2014-08-21 20:36 GMT+02:00 Andrew Barnert <abarnert at yahoo.com>:
> On Aug 21, 2014, at 9:43, Gregory Salvan <apieum at gmail.com> wrote:
>
>
> > I'll admit that I could be off on some of this. It's hard to discuss
> anything beyond the basics without either getting formal (which I don't
> think anyone wants) or providing some
> > realistic examples of where you might want to runtime-check against an
> annotation (which I think would be very useful, if anyone has one).
>
> The use case I see is functions composition.
> I think, it's interesting to check at compile time if 2 functions can be
> composed and at runtime if given arguments are valid.
>
>
> OK, how about a _concrete_ use case? Function composition is rare enough
> in Python (we don't even have a compose in functools, much less as an
> operator or builtin, and how often do you miss it?) that I'm finding it
> hard to imagine where you'd ever want to, e.g., accept a function that
> returns Sequence[int] and rcompose it with a function that takes
> Iterable[Number] and try to validate those compile-time type annotations at
> runtime.
>
> For that matter, even if you wanted to, how _would_ you validate that
> something matches Iterable[Number] at runtime, beyond validating that it's
> iterable?
>
> 2014-08-21 18:16 GMT+02:00 Andrew Barnert <
> abarnert at yahoo.com.dmarc.invalid>:
>
>> On Aug 20, 2014, at 14:57, Antoine Pitrou <antoine at python.org> wrote:
>>
>> > Le 19/08/2014 20:12, Guido van Rossum a écrit :
>> >> Hmm, I've been saying this already, but my intuition is that it's a
>> >> bad idea to conflate *type descriptions* (what this proposal is
>> >> about) and actual *runtime types* (what ABCs are).
>> >>
>> >>
>> >> But are they? I think the registration mechanism makes it clear that
>> >> they aren't (necessarily) runtime types -- by linking a concrete type
>> >> with an ABC through registration you are pretty clearly stating that
>> the
>> >> ABC *describes* (an aspect of) the concrete class without automatically
>> >> adding any behavior from the ABC to it.
>> >
>> > Hmm... well, they are usable at runtime (if only for isinstance calls
>> :-)).

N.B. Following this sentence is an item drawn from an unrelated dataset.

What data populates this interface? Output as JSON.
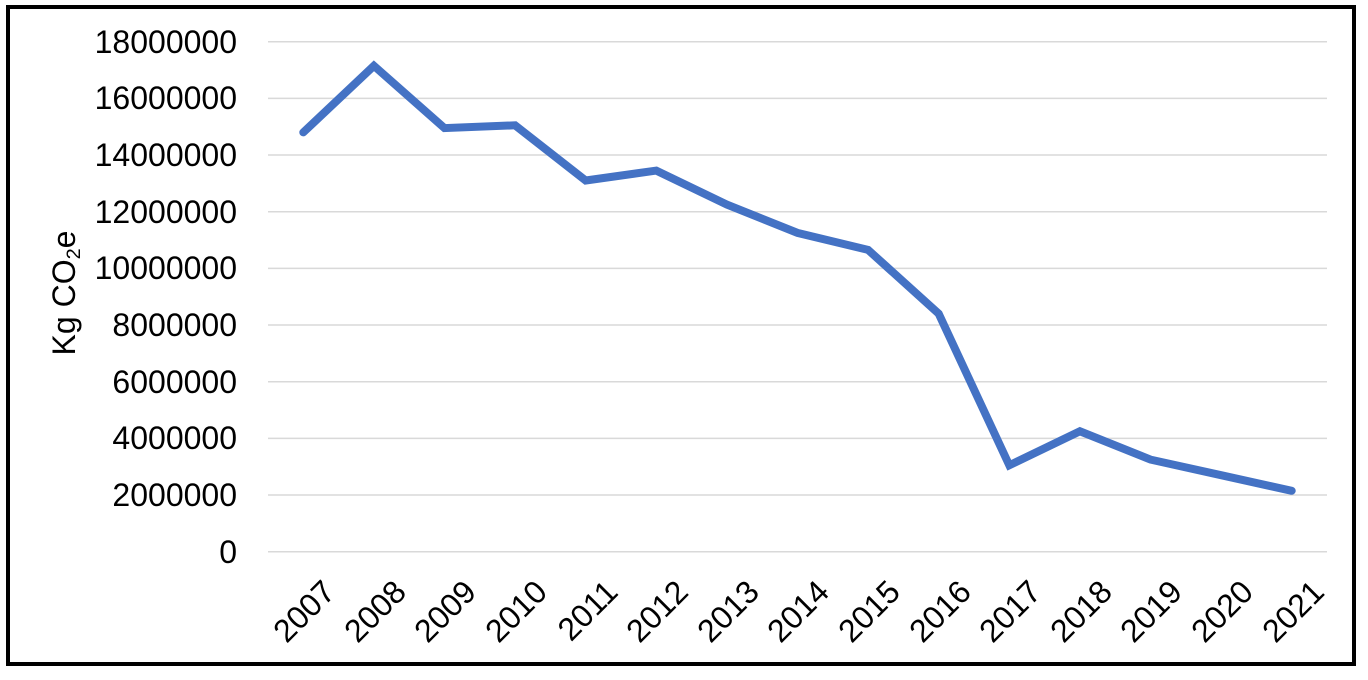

I admit my wording was a bit vague here. But our type descriptions
>> should be able to express more information than ABCs currently do. For
>> example, I don't how you'd express the idea of a "mapping from str to int"
>> using the current Mapping ABC, while retaining the runtime properties of
>> the Mapping class.
>>
>> Someone (I think Guido, but I can't find it) gave a concrete proposal
>> here (which happens to match how MyPy already works): you make the
>> collections ABCs implement subscripting behavior exactly the way the typing
>> classes do--that is, they just return self. This means that at compile time
>> Mapping[str, int] can be used as a static type hint that a function returns
>> mappings from str to int, while a runtime isinstance check only verifies
>> that the thing in question is a Mapping.
>>
>> This avoids thorny questions like distinguishing covariant from
>> contravariant contexts at runtime (which I don't think is solvable without
>> a bunch of separate isinstance functions, and a more complicated
>> __subclasshook__ protocol, but I could be wrong).
>>
>> Also, there's no reason this couldn't be added in 3.5, and then an
>> enhanced runtime meaning given to parameterized ABCs at runtime in 3.6 once
>> someone works out those issues. (So isinstance still ignores the
>> parameters, but iscovariant checks them covariantly, etc.) That wouldn't
>> risk breaking 3.5 code in 3.6.
>>
>> Also, keep in mind that, just because you _can_ write isinstance(d,
>> Mapping[str, int]) and that might be confusing, that doesn't mean there's
>> any reason you _would_ write that. It will only come up in metaprogramming
>> contexts (e.g., where you're generating a function at runtime to match some
>> type argument). Maybe you could argue that this means the compile-time
>> machinery should be available at runtime, but I don't think you could argue
>> that this means the compile-time types shouldn't be available at runtime.